Today, Phil Solomon was named a United States Artists (USA) Knight Fellow at the Getty Center in Los Angeles, CA and became the winner of their $50,000 grant.

Mr. Solomon is a world-renowned experimental filmmaker working in both film and video. His films often integrate the use of photochemical film emulsions that transform historical and iconic symbols into abstract, yet expressive, imagery.

His most recent work, American Falls, is a triptych installation inspired by Frederic Edwin Church’s 1857 painting, Niagara, which transforms the waterfall into a metaphoric landscape of the American Dream. It’s an epic rendition of American history – from the industrial revolution to the civil rights movement. Despite being an unfinished project now 12 years in the works, Solomon submitted the film as a sample of his work after being nominated for the USA grant.

“It’s the story of ‘the fallen’ in America,” says Solomon, “both socially and politically.”

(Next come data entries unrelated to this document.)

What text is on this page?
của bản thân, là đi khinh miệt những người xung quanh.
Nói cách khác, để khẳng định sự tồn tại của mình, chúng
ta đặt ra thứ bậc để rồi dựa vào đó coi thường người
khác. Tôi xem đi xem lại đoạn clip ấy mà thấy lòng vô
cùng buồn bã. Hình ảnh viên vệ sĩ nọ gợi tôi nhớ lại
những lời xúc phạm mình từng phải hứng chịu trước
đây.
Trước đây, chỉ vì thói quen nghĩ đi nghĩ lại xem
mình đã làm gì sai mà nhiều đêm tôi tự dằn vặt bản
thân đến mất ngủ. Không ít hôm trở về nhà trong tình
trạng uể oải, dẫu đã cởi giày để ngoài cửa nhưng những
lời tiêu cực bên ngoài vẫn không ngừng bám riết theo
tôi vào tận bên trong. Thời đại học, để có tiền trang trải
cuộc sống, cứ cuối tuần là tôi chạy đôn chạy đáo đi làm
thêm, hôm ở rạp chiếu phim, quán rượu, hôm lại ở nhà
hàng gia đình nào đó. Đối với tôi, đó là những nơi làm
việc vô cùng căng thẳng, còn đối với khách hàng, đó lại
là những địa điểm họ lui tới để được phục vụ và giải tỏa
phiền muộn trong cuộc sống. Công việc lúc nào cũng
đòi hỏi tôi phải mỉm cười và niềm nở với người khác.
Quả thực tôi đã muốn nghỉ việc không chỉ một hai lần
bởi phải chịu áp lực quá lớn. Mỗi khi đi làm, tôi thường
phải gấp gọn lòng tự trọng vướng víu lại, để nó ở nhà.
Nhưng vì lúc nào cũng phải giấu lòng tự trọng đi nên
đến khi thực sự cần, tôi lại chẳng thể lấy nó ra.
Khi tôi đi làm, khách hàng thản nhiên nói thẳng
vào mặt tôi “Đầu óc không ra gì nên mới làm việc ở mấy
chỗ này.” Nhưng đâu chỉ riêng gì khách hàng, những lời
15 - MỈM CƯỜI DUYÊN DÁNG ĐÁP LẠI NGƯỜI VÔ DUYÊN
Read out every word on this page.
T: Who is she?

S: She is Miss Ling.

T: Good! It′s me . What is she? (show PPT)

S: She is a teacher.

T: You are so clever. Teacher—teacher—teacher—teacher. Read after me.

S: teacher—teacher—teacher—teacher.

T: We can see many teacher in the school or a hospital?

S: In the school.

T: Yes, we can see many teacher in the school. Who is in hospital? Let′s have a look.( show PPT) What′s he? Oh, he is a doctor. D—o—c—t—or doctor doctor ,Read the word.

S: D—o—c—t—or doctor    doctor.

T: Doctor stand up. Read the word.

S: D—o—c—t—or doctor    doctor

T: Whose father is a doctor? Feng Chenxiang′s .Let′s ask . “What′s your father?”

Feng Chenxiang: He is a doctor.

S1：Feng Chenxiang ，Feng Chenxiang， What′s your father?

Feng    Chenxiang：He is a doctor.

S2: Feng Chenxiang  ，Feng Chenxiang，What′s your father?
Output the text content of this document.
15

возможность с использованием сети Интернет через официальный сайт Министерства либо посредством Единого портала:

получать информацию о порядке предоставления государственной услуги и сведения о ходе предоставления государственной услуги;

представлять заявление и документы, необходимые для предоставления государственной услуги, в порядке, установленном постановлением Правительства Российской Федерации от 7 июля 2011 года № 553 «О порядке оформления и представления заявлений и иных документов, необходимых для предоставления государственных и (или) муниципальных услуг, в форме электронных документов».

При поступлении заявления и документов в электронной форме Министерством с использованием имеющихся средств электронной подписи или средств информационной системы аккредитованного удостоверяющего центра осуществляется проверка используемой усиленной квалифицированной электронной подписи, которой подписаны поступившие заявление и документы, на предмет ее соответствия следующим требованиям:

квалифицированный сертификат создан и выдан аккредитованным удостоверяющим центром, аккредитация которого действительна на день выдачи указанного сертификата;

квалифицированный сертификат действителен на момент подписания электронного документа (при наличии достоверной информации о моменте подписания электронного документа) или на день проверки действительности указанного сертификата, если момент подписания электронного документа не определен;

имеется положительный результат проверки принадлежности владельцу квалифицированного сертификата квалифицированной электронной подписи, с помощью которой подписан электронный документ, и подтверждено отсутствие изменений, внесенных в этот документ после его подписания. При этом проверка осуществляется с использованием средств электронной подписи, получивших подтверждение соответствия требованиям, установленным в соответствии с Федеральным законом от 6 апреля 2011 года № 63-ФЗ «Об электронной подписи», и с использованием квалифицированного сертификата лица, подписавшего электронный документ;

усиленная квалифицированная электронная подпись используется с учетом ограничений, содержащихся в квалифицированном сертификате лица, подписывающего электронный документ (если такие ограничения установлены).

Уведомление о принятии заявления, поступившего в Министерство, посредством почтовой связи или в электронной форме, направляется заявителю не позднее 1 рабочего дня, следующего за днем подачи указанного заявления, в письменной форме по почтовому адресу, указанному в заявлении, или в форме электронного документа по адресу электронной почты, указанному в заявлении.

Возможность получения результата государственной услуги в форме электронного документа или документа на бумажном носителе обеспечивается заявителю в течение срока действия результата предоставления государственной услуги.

Originally from New York City, Solomon came to Colorado when he was hired as a professor of film studies at the University of Colorado, Boulder in 1991. While there, he became the long-time associate and close friend of the legendary filmmaker Stan Brakhage, widely considered to be one of the most influential figures in 20th-century experimental film.

He was also a mentor to some of the film industry’s biggest up-and-coming hotshots at the university. Among them are Derek Cianfrance, most famous for his feature films, Brother Tied and Blue Valentine; Trey Parker, co-creator of the South Park series; and Alexis Martin Woodall, producer of the musical comedy-drama series, Glee.

While Solomon humbly admits that he can’t take all the credit for their talent, there’s no doubt he played a pivotal role in their education and development as filmmakers, directors, and producers.

The goal of United States Artists is to invest in America’s finest artists and projects in order to illuminate the value of artists to the larger society. With over 28,000 community members, it has donated more than $18.3 million to American artists since September of 2005.

The USA Fellows program, originally funded by investments from foundations like Ford, Rockefeller, Prudential, and Rasmuson, annually awards $50,000 unrestricted grants to 50 artists across the country in 8 artistic disciplines. The eligible disciplines span the entire artistic spectrum – ranging from theatrical and visual arts to music and dance to literature and architecture.

While Solomon says he may now be ready to leave Colorado soon, his career as an artist and filmmaker is surely still on the rise, given the newly awarded USA grant. He has also started work on a book entitled A Snail’s Trail in the Moonlight: Conversations with Brakhage, which will include transcriptions of several years of Brakhage’s film salons.

While it remains to be seen whether or not he will finish his artistic work in Colorado, one thing is certain: Phil Solomon, 2012 USA Knight Fellow, has made Colorado proud.